MRP: Masyarakat adat jangan jual tanah, kontrakkan saja

Jayapura, Jubi  Majelis Rakyat Papua atau MRP menghimbau seluruh masyarakat adat di tanah Papua untuk tidak menjual tanah kepada siapapun, termasuk pemerintah. Masyarakat adat harus berupaya mempertahankan hak ulayat mereka, demi generasi yang akan datang.

“Jangan menjual tanah. Tanah-tanah harus di kontrakan. Tidak jual lepas begitu saja,” ungkap Ketua MRP,  Timotius Murib kepada jurnalis Jubi di Jayapura, Papua, pada Jumat (8/08/2019).

Murib menegaskan penjualan tanah hak ulayat oleh masyarakat adat akan membuat masyarakat adat kehilangan kedudukan hukumnya sebagai pemilik hak ulayat. Jika tanah hak ulayat terlepas dari masyarakat adat, masyarakat adat kehilangan akses terhadap sumber penghidupan mereka. Dampak dari hilangnya hak ulayat itu tidak hanya berdampak kepada masyarakat adat generasi sekarang, namun juga berdampak kepada generasi berikutnya.

Murib mengingatkan, suatu satuan warga dapat disebut sebagai masyarakat adat jika memenuhi tiga syarat. Pertama, memiliki wilayah adat yang jelas. Kedua, memiliki budaya serta bahasa yang hidup di wilayah adatnya.Loading…;

Ketiga, memiliki cerita asal-usul dan para leluhur  yang menjelaskan keterkaitan masyarakat adat itu dengan wilayah adatnya. “Kalau dia tidak miliki wilayah atau tanah lagi, kami tidak bisa menyebut dia  masyarakat adat, karena wilayah dan tanah adatnya sudah dia jual,”ungkapnya.
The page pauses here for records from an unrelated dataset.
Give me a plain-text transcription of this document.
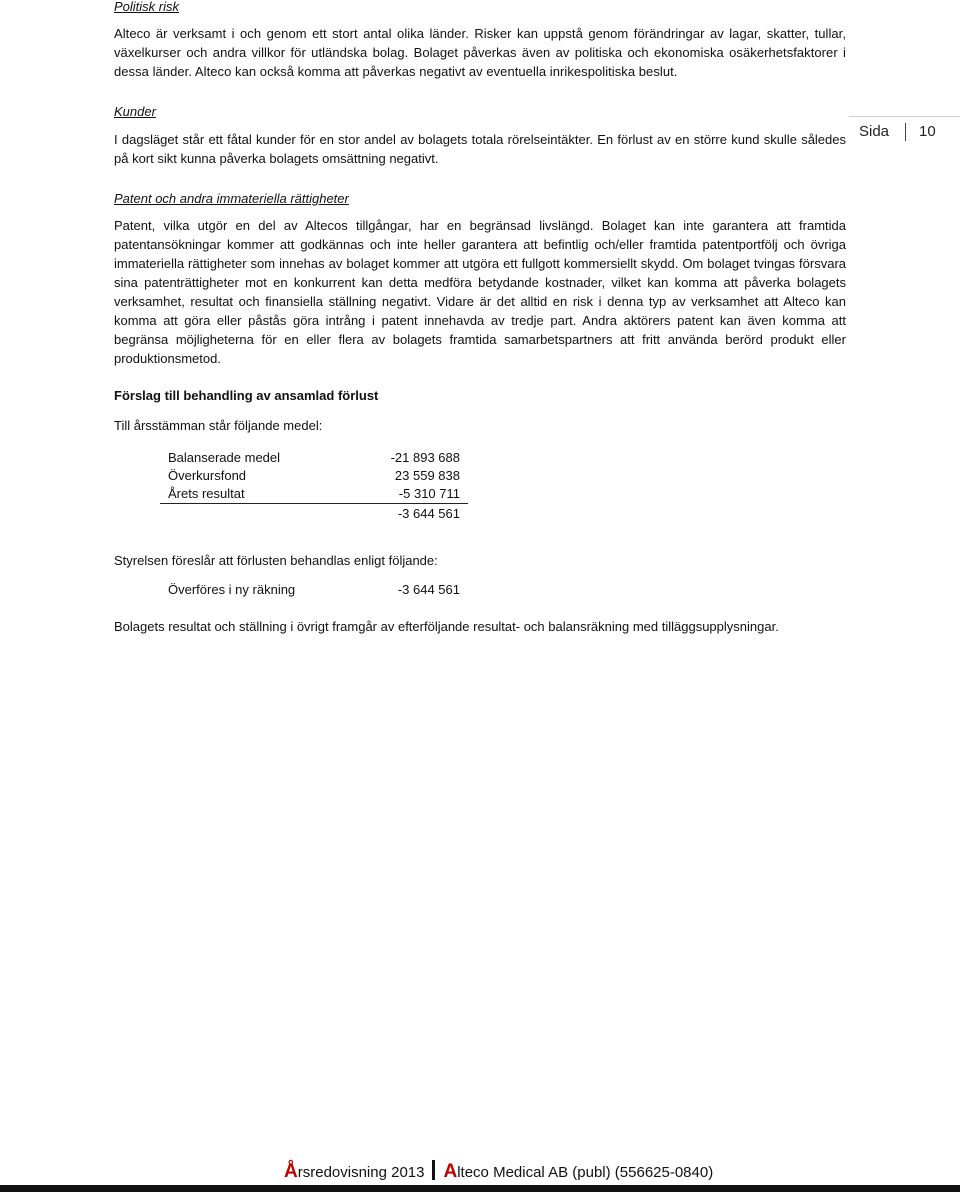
Politisk risk

Alteco är verksamt i och genom ett stort antal olika länder. Risker kan uppstå genom förändringar av lagar, skatter, tullar, växelkurser och andra villkor för utländska bolag. Bolaget påverkas även av politiska och ekonomiska osäkerhetsfaktorer i dessa länder. Alteco kan också komma att påverkas negativt av eventuella inrikespolitiska beslut.

Kunder

I dagsläget står ett fåtal kunder för en stor andel av bolagets totala rörelseintäkter. En förlust av en större kund skulle således på kort sikt kunna påverka bolagets omsättning negativt.

Sida 10

Patent och andra immateriella rättigheter

Patent, vilka utgör en del av Altecos tillgångar, har en begränsad livslängd. Bolaget kan inte garantera att framtida patentansökningar kommer att godkännas och inte heller garantera att befintlig och/eller framtida patentportfölj och övriga immateriella rättigheter som innehas av bolaget kommer att utgöra ett fullgott kommersiellt skydd. Om bolaget tvingas försvara sina patenträttigheter mot en konkurrent kan detta medföra betydande kostnader, vilket kan komma att påverka bolagets verksamhet, resultat och finansiella ställning negativt. Vidare är det alltid en risk i denna typ av verksamhet att Alteco kan komma att göra eller påstås göra intrång i patent innehavda av tredje part. Andra aktörers patent kan även komma att begränsa möjligheterna för en eller flera av bolagets framtida samarbetspartners att fritt använda berörd produkt eller produktionsmetod.

Förslag till behandling av ansamlad förlust

Till årsstämman står följande medel:

Balanserade medel	-21 893 688
Överkursfond	23 559 838
Årets resultat	-5 310 711
-3 644 561

Styrelsen föreslår att förlusten behandlas enligt följande:

Överföres i ny räkning	-3 644 561

Bolagets resultat och ställning i övrigt framgår av efterföljande resultat- och balansräkning med tilläggsupplysningar.

Årsredovisning 2013 Alteco Medical AB (publ) (556625-0840)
Murib juga merujuk kepada Putusan Mahkamah Konstitusi RI Nomor 35/PUU-X/2012 yang telah mengakui keberadaan masyarakat hukum adat di Indonesia. “Putusan ini menjadi dasar hukum masyarakat adat untuk melindungi hutan adatnya. Masyarakat [adat] melindungi dulu, hukum lain seperti peraturan daerah provinsi atau peraturan daerah khusus bisa menyusul untuk memperkuat,” kata Murib.
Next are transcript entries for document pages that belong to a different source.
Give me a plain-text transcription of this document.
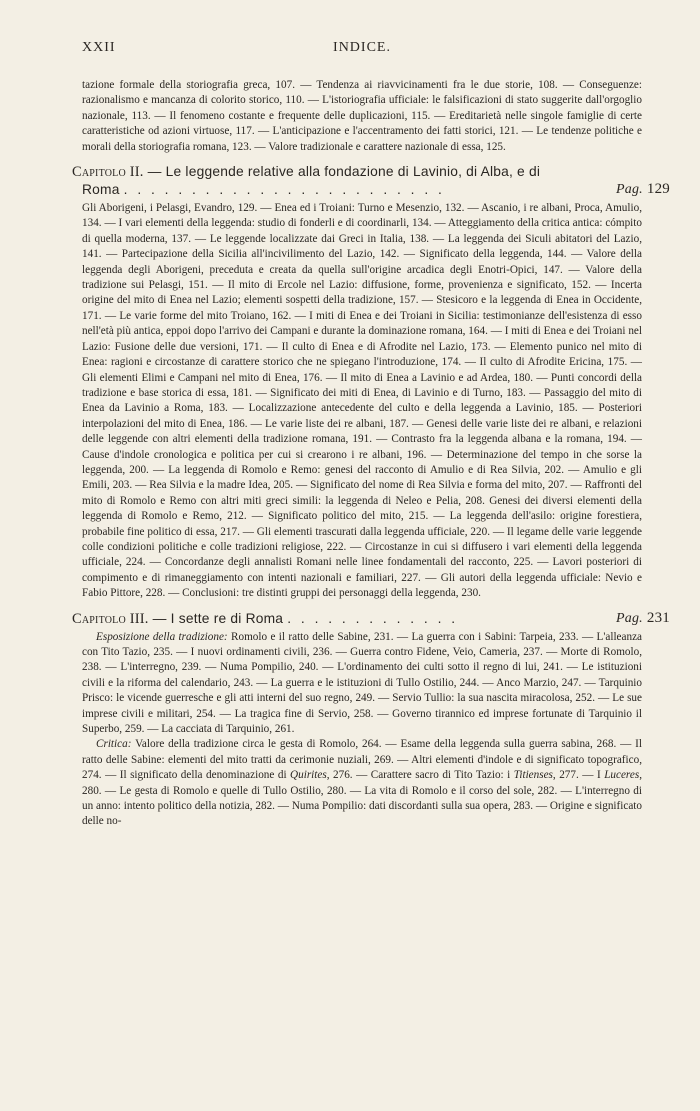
XXII	INDICE.

tazione formale della storiografia greca, 107. — Tendenza ai riavvicinamenti fra le due storie, 108. — Conseguenze: razionalismo e mancanza di colorito storico, 110. — L'istoriografia ufficiale: le falsificazioni di stato suggerite dall'orgoglio nazionale, 113. — Il fenomeno costante e frequente delle duplicazioni, 115. — Ereditarietà nelle singole famiglie di certe caratteristiche od azioni virtuose, 117. — L'anticipazione e l'accentramento dei fatti storici, 121. — Le tendenze politiche e morali della storiografia romana, 123. — Valore tradizionale e carattere nazionale di essa, 125.

Capitolo II. — Le leggende relative alla fondazione di Lavinio, di Alba, e di
Roma . . . . . . . . . . . . . . . . . . . . . . . .	Pag. 129

Gli Aborigeni, i Pelasgi, Evandro, 129. — Enea ed i Troiani: Turno e Mesenzio, 132. — Ascanio, i re albani, Proca, Amulio, 134. — I vari elementi della leggenda: studio di fonderli e di coordinarli, 134. — Atteggiamento della critica antica: cómpito di quella moderna, 137. — Le leggende localizzate dai Greci in Italia, 138. — La leggenda dei Siculi abitatori del Lazio, 141. — Partecipazione della Sicilia all'incivilimento del Lazio, 142. — Significato della leggenda, 144. — Valore della leggenda degli Aborigeni, preceduta e creata da quella sull'origine arcadica degli Enotri-Opici, 147. — Valore della tradizione sui Pelasgi, 151. — Il mito di Ercole nel Lazio: diffusione, forme, provenienza e significato, 152. — Incerta origine del mito di Enea nel Lazio; elementi sospetti della tradizione, 157. — Stesicoro e la leggenda di Enea in Occidente, 171. — Le varie forme del mito Troiano, 162. — I miti di Enea e dei Troiani in Sicilia: testimonianze dell'esistenza di esso nell'età più antica, eppoi dopo l'arrivo dei Campani e durante la dominazione romana, 164. — I miti di Enea e dei Troiani nel Lazio: Fusione delle due versioni, 171. — Il culto di Enea e di Afrodite nel Lazio, 173. — Elemento punico nel mito di Enea: ragioni e circostanze di carattere storico che ne spiegano l'introduzione, 174. — Il culto di Afrodite Ericina, 175. — Gli elementi Elimi e Campani nel mito di Enea, 176. — Il mito di Enea a Lavinio e ad Ardea, 180. — Punti concordi della tradizione e base storica di essa, 181. — Significato dei miti di Enea, di Lavinio e di Turno, 183. — Passaggio del mito di Enea da Lavinio a Roma, 183. — Localizzazione antecedente del culto e della leggenda a Lavinio, 185. — Posteriori interpolazioni del mito di Enea, 186. — Le varie liste dei re albani, 187. — Genesi delle varie liste dei re albani, e relazioni delle leggende con altri elementi della tradizione romana, 191. — Contrasto fra la leggenda albana e la romana, 194. — Cause d'indole cronologica e politica per cui si crearono i re albani, 196. — Determinazione del tempo in che sorse la leggenda, 200. — La leggenda di Romolo e Remo: genesi del racconto di Amulio e di Rea Silvia, 202. — Amulio e gli Emili, 203. — Rea Silvia e la madre Idea, 205. — Significato del nome di Rea Silvia e forma del mito, 207. — Raffronti del mito di Romolo e Remo con altri miti greci simili: la leggenda di Neleo e Pelia, 208. Genesi dei diversi elementi della leggenda di Romolo e Remo, 212. — Significato politico del mito, 215. — La leggenda dell'asilo: origine forestiera, probabile fine politico di essa, 217. — Gli elementi trascurati dalla leggenda ufficiale, 220. — Il legame delle varie leggende colle condizioni politiche e colle tradizioni religiose, 222. — Circostanze in cui si diffusero i vari elementi della leggenda ufficiale, 224. — Concordanze degli annalisti Romani nelle linee fondamentali del racconto, 225. — Lavori posteriori di compimento e di rimaneggiamento con intenti nazionali e familiari, 227. — Gli autori della leggenda ufficiale: Nevio e Fabio Pittore, 228. — Conclusioni: tre distinti gruppi dei personaggi della leggenda, 230.

Capitolo III. — I sette re di Roma . . . . . . . . . . . . .	Pag. 231

Esposizione della tradizione: Romolo e il ratto delle Sabine, 231. — La guerra con i Sabini: Tarpeia, 233. — L'alleanza con Tito Tazio, 235. — I nuovi ordinamenti civili, 236. — Guerra contro Fidene, Veio, Cameria, 237. — Morte di Romolo, 238. — L'interregno, 239. — Numa Pompilio, 240. — L'ordinamento dei culti sotto il regno di lui, 241. — Le istituzioni civili e la riforma del calendario, 243. — La guerra e le istituzioni di Tullo Ostilio, 244. — Anco Marzio, 247. — Tarquinio Prisco: le vicende guerresche e gli atti interni del suo regno, 249. — Servio Tullio: la sua nascita miracolosa, 252. — Le sue imprese civili e militari, 254. — La tragica fine di Servio, 258. — Governo tirannico ed imprese fortunate di Tarquinio il Superbo, 259. — La cacciata di Tarquinio, 261.

Critica: Valore della tradizione circa le gesta di Romolo, 264. — Esame della leggenda sulla guerra sabina, 268. — Il ratto delle Sabine: elementi del mito tratti da cerimonie nuziali, 269. — Altri elementi d'indole e di significato topografico, 274. — Il significato della denominazione di Quirites, 276. — Carattere sacro di Tito Tazio: i Titienses, 277. — I Luceres, 280. — Le gesta di Romolo e quelle di Tullo Ostilio, 280. — La vita di Romolo e il corso del sole, 282. — L'interregno di un anno: intento politico della notizia, 282. — Numa Pompilio: dati discordanti sulla sua opera, 283. — Origine e significato delle no-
Ketua Dewan Adat Papua versi Kongres Luar Biasa Masyarakat Adat Papua (KLBMAP), Domminikus Surabut menyatakan Pemerintah Indonesia wajib melindungi masyarakat adat. Kewajiban itu timbul sebagai konsekuensi hukum dari pilihan Pemerintah Indonesia meratifikasi berbagai instrumen hukum internasional di bidang hak asasi manusia.

Akan tetapi, demikian kata Surabut, Pemerintah Indonesia tidak memiliki komitmen serius melindungi hak masyarakat adat di Indonesia. “Negara ini punya hukum sosialis, mengakui hak asasi manusia, tetapi wataknya kapitalistik. Negara secara sepihak meng-klaim semua hak masyarakat adat, masyarakat adat dikorbankan atas nama pembangunan,” ungkap Surabut, MInggu (11/8/2019).